The antibiotic resistance profile of isolates associated with foodborne illness is another feature that will be determined in surveillance activities. The development of antibiotic resistance in campylobacters has been attributed, at least in part, to the use of antibiotics in agriculture. This has led to the banning of par ticular types of antibiotics for some uses in agriculture and more restrictive controls are likely to be implemented both in veterinary and human medicine in the future.

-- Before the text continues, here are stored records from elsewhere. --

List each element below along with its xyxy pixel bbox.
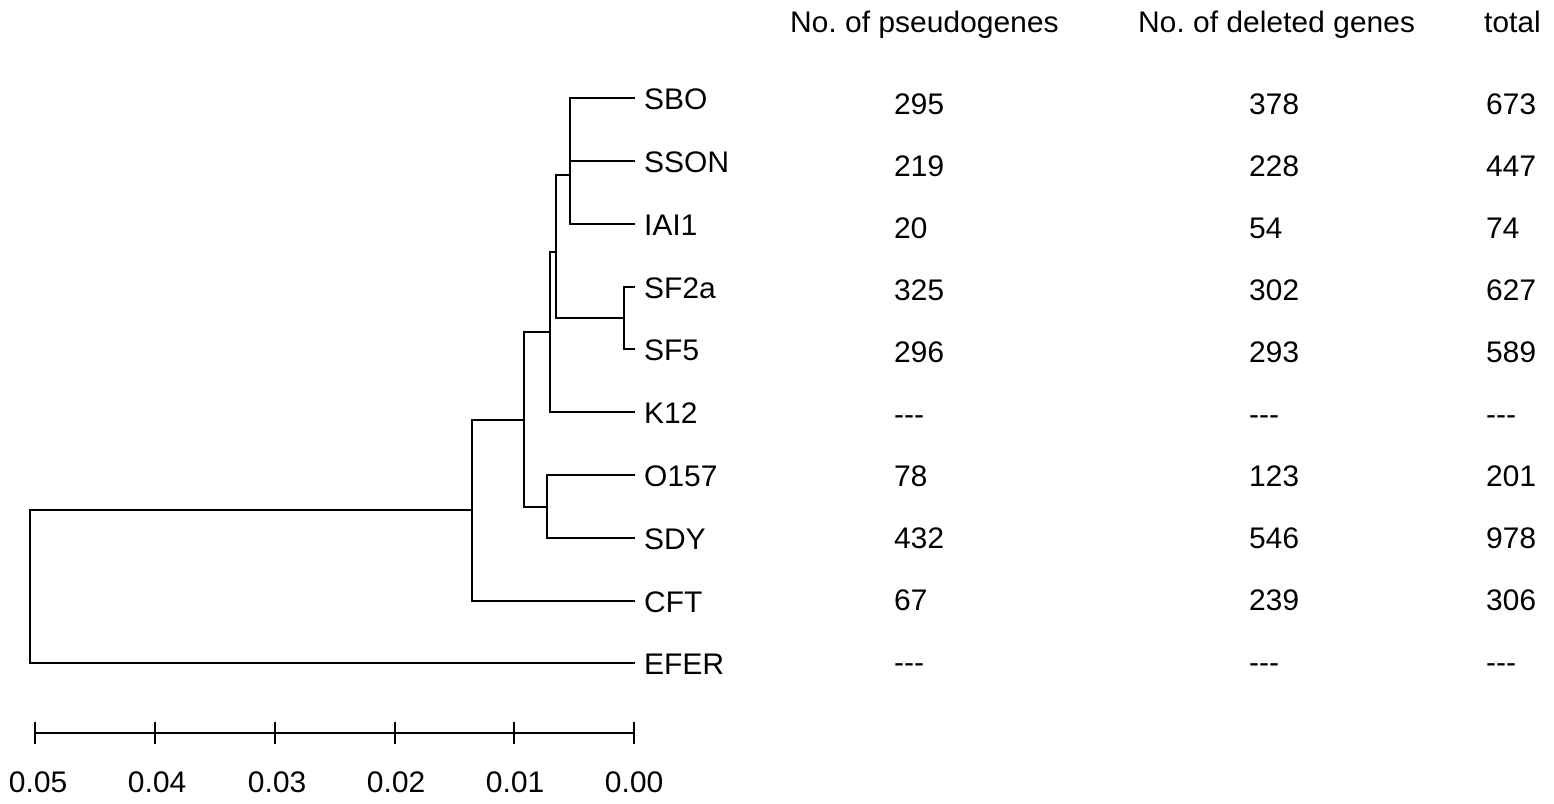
taxon-label: SF5: [644, 334, 699, 367]
total-value: ---: [1486, 398, 1516, 431]
deleted-genes-value: 546: [1249, 522, 1299, 555]
taxon-label: SSON: [644, 146, 729, 179]
data-rows: SBO 295 378 673 SSON 219 228 447 IAI1 20…: [644, 83, 1536, 681]
pseudogenes-value: 296: [894, 336, 944, 369]
deleted-genes-value: 378: [1249, 88, 1299, 121]
deleted-genes-value: 293: [1249, 336, 1299, 369]
total-value: 447: [1486, 150, 1536, 183]
scale-bar: 0.05 0.04 0.03 0.02 0.01 0.00: [9, 722, 663, 799]
pseudogenes-value: 219: [894, 150, 944, 183]
deleted-genes-value: ---: [1249, 398, 1279, 431]
taxon-label: SF2a: [644, 272, 716, 305]
table-headers: No. of pseudogenes No. of deleted genes …: [790, 6, 1541, 39]
deleted-genes-value: ---: [1249, 646, 1279, 679]
pseudogenes-value: 295: [894, 88, 944, 121]
pseudogenes-value: 67: [894, 584, 927, 617]
pseudogenes-value: 325: [894, 274, 944, 307]
scale-tick-label: 0.02: [367, 766, 425, 799]
total-value: 201: [1486, 460, 1536, 493]
total-value: 978: [1486, 522, 1536, 555]
taxon-label: CFT: [644, 586, 702, 619]
total-value: 673: [1486, 88, 1536, 121]
header-total: total: [1484, 6, 1541, 39]
deleted-genes-value: 123: [1249, 460, 1299, 493]
deleted-genes-value: 302: [1249, 274, 1299, 307]
taxon-label: K12: [644, 397, 697, 430]
total-value: 74: [1486, 212, 1519, 245]
header-deleted-genes: No. of deleted genes: [1138, 6, 1415, 39]
scale-tick-label: 0.00: [605, 766, 663, 799]
taxon-label: IAI1: [644, 209, 697, 242]
scale-tick-label: 0.01: [486, 766, 544, 799]
taxon-label: EFER: [644, 648, 724, 681]
deleted-genes-value: 239: [1249, 584, 1299, 617]
header-pseudogenes: No. of pseudogenes: [790, 6, 1059, 39]
pseudogenes-value: 20: [894, 212, 927, 245]
pseudogenes-value: ---: [894, 398, 924, 431]
pseudogenes-value: ---: [894, 646, 924, 679]
pseudogenes-value: 432: [894, 522, 944, 555]
tree-branches: [29, 97, 635, 664]
total-value: 589: [1486, 336, 1536, 369]
scale-tick-label: 0.03: [248, 766, 306, 799]
taxon-label: O157: [644, 460, 717, 493]
total-value: 306: [1486, 584, 1536, 617]
scale-tick-label: 0.05: [9, 766, 67, 799]
total-value: ---: [1486, 646, 1516, 679]
deleted-genes-value: 228: [1249, 150, 1299, 183]
pseudogenes-value: 78: [894, 460, 927, 493]
taxon-label: SBO: [644, 83, 707, 116]
deleted-genes-value: 54: [1249, 212, 1282, 245]
total-value: 627: [1486, 274, 1536, 307]
taxon-label: SDY: [644, 523, 706, 556]
scale-tick-label: 0.04: [128, 766, 186, 799]
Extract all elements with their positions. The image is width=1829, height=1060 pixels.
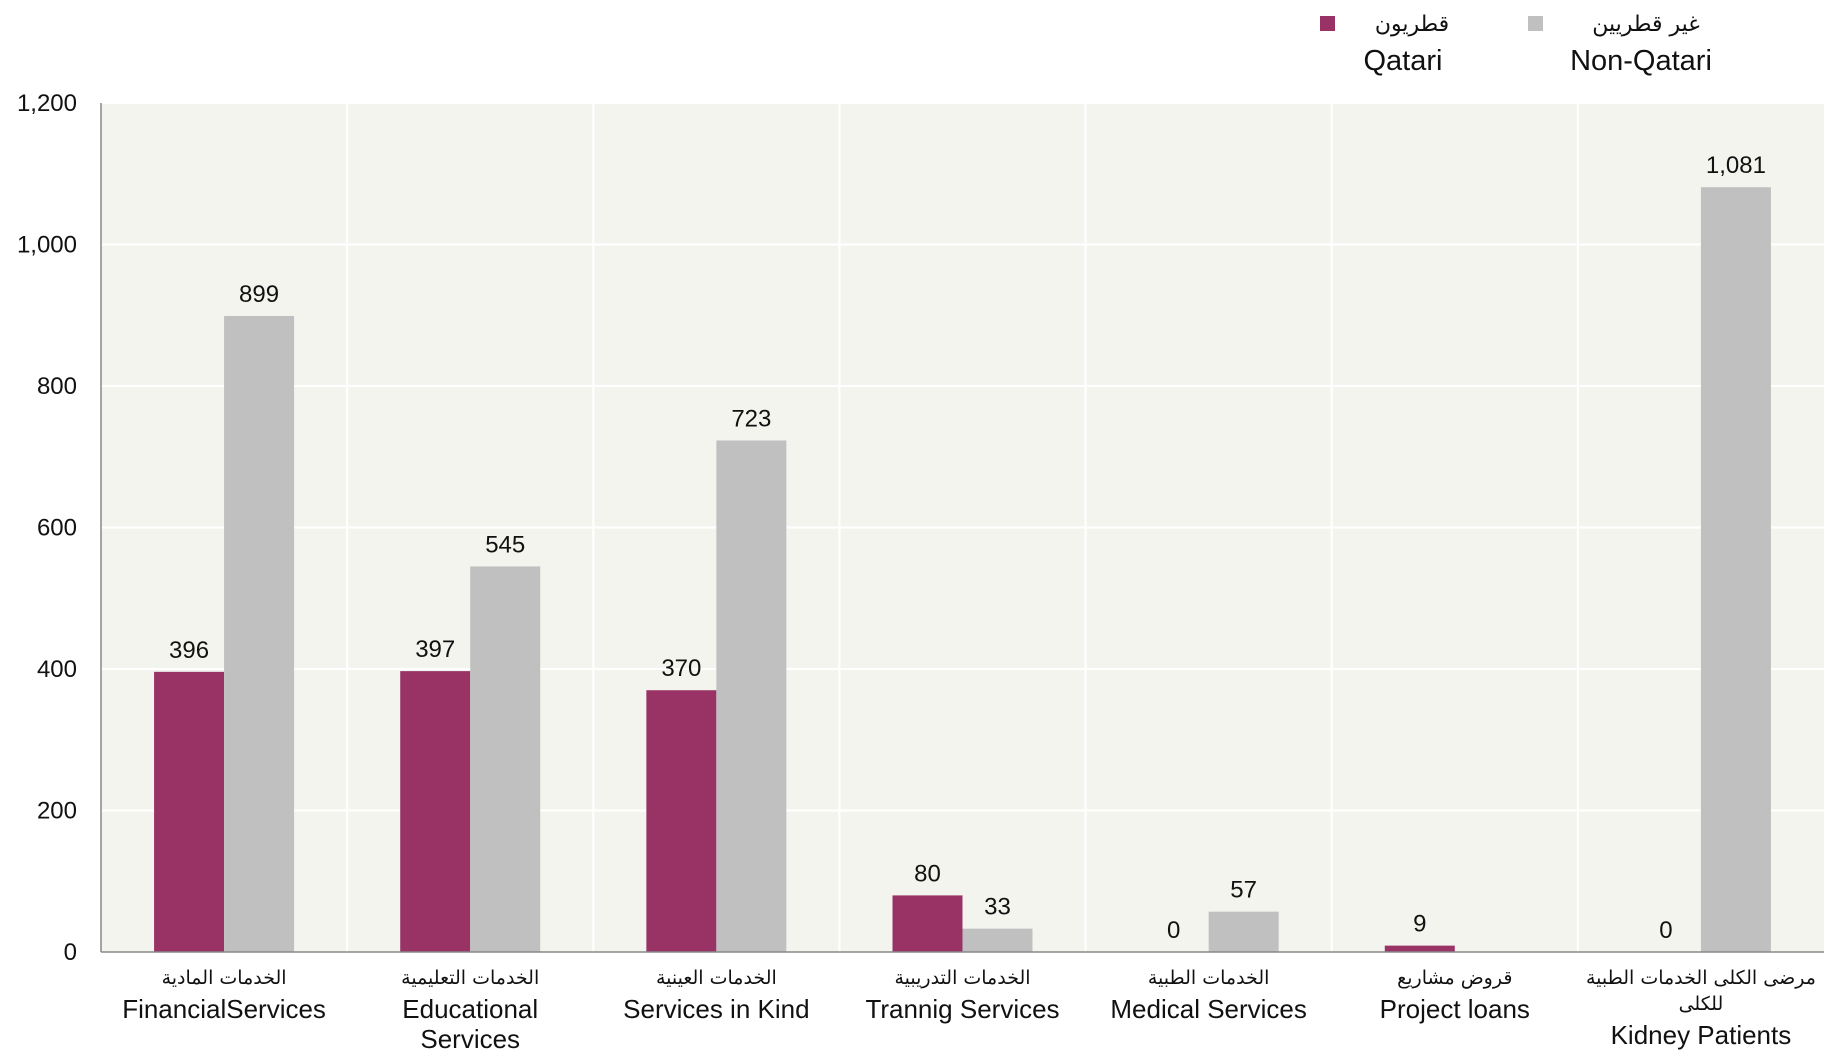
y-tick-label: 200 — [37, 798, 77, 825]
category-label-en: Trannig Services — [865, 994, 1059, 1024]
grid-layer — [101, 102, 1824, 952]
bar-qatari — [892, 895, 963, 952]
category-label-ar: للكلى — [1679, 993, 1724, 1015]
legend-swatch — [1320, 16, 1335, 31]
category-label-ar: الخدمات المادية — [162, 967, 287, 989]
labels-layer: 396 397 370 80 0 9 0 899 545 723 33 57 1,081 — [169, 152, 1766, 944]
bars-layer — [154, 187, 1771, 952]
data-label: 9 — [1413, 911, 1426, 938]
legend: قطريون Qatari غير قطريين Non-Qatari — [1320, 12, 1712, 77]
y-tick-label: 400 — [37, 656, 77, 683]
data-label: 370 — [661, 655, 701, 682]
category-label-en: FinancialServices — [122, 994, 326, 1024]
category-label-en: Kidney Patients — [1611, 1020, 1792, 1050]
y-tick-label: 0 — [64, 939, 77, 966]
data-label: 723 — [731, 405, 771, 432]
data-label: 0 — [1167, 917, 1180, 944]
data-label: 57 — [1230, 877, 1257, 904]
category-label-ar: قروض مشاريع — [1397, 967, 1512, 989]
data-label: 397 — [415, 636, 455, 663]
legend-label-en: Qatari — [1364, 45, 1443, 77]
bar-qatari — [154, 671, 225, 952]
legend-label-ar: قطريون — [1375, 12, 1449, 37]
category-label-ar: الخدمات التدريبية — [894, 967, 1030, 989]
data-label: 899 — [239, 281, 279, 308]
bar-non-qatari — [224, 315, 295, 952]
category-label-en: Services in Kind — [623, 994, 809, 1024]
y-tick-label: 1,000 — [17, 232, 77, 259]
y-tick-label: 1,200 — [17, 90, 77, 117]
legend-swatch — [1528, 16, 1543, 31]
data-label: 33 — [984, 894, 1011, 921]
category-label-en: Project loans — [1380, 994, 1530, 1024]
category-label-ar: الخدمات العينية — [656, 967, 777, 989]
legend-label-ar: غير قطريين — [1592, 12, 1700, 37]
bar-non-qatari — [962, 928, 1033, 952]
data-label: 1,081 — [1706, 152, 1766, 179]
bar-non-qatari — [716, 440, 787, 952]
y-tick-label: 600 — [37, 515, 77, 542]
bar-non-qatari — [1700, 187, 1771, 952]
category-label-ar: الخدمات التعليمية — [401, 967, 539, 989]
bar-non-qatari — [470, 566, 541, 952]
data-label: 80 — [914, 860, 941, 887]
data-label: 396 — [169, 637, 209, 664]
category-label-en: Educational — [402, 994, 538, 1024]
category-label-en: Medical Services — [1110, 994, 1307, 1024]
data-label: 0 — [1659, 917, 1672, 944]
data-label: 545 — [485, 531, 525, 558]
bar-qatari — [400, 671, 471, 952]
category-label-ar: الخدمات الطبية — [1148, 967, 1270, 989]
legend-label-en: Non-Qatari — [1570, 45, 1712, 77]
bar-qatari — [646, 690, 717, 952]
bar-qatari — [1384, 945, 1455, 952]
category-label-ar: مرضى الكلى الخدمات الطبية — [1586, 967, 1816, 989]
y-tick-label: 800 — [37, 373, 77, 400]
bar-non-qatari — [1208, 911, 1279, 952]
category-label-en: Services — [420, 1024, 520, 1054]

With campylobacters, as for many other enteric pathogens, there are a number of measures that may be used for control. If used independently, these measures are often not sufficient to reduce the risk of infection to an acceptable level, and combinations of measures are necessary. For many national and international regulatory bodies, the emphasis is increasingly towards an integrated approach to food safety. For campylobacters, this means looking at reservoirs, where future control measures may include selective sourcing of 'clean' raw materials and feed, changing hygienic practices on the farm, modification of the slaughter process and consideration of alternative processing technologies, such as irradiation. Many of these changes and improvements come with a price and successful implementation will be dependent on an acceptance by the consumer and producers that these changes are a real benefit to them.